As was widely anticipated, the Reserve Bank of Australia (RBA) has again decided to leave official interest rates on hold at a record low of 1.5% at its final meeting for the year.

Interest rates have been steady since the last cut in August 2016.

This will be the last interest rate decision carried out by RBA for the year, as it is not due to meet again until February.

“Although rates remain on hold, the latest data continues to reflect a generally patchy at best performance by the national economy. Residential construction and retail sales trends have weakened with wages growth and inflation at record low levels,” said Dr.

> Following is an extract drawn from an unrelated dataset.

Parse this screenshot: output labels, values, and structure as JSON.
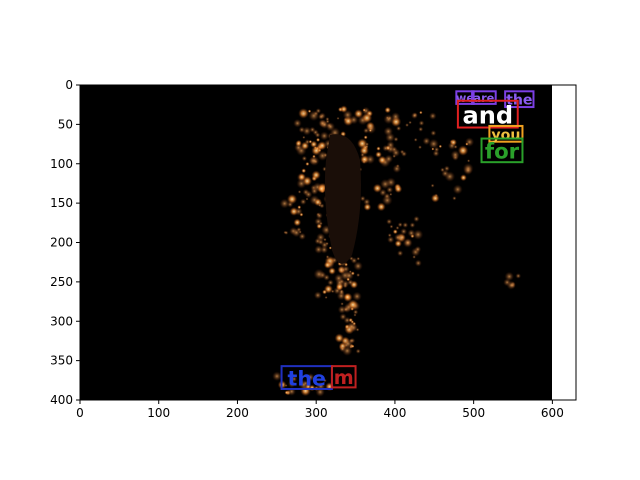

Andrew Wilson, real estate analyst and senior economist for the Domain Group.

Wilson further noted that the lower unemployment rates mask a sharp decline in full-time jobs as the Aussie dollar continues to track at higher than desirable levels. And while the housing markets remain “mostly buoyant,” with Sydney and Melbourne showing robust growth over spring and solid price growth continuing, other capital cities are reporting largely moderate or benign housing market activity.

“All of these factors considered together mean more official rate cuts remain likely in 2017 unless economic activity improves. These cuts would be irrespective of continuing strong house price growth in Sydney and Melbourne,” Wilson said.
However, if interest rates are slashed again in 2017, then property price growth could be above 6% in Sydney.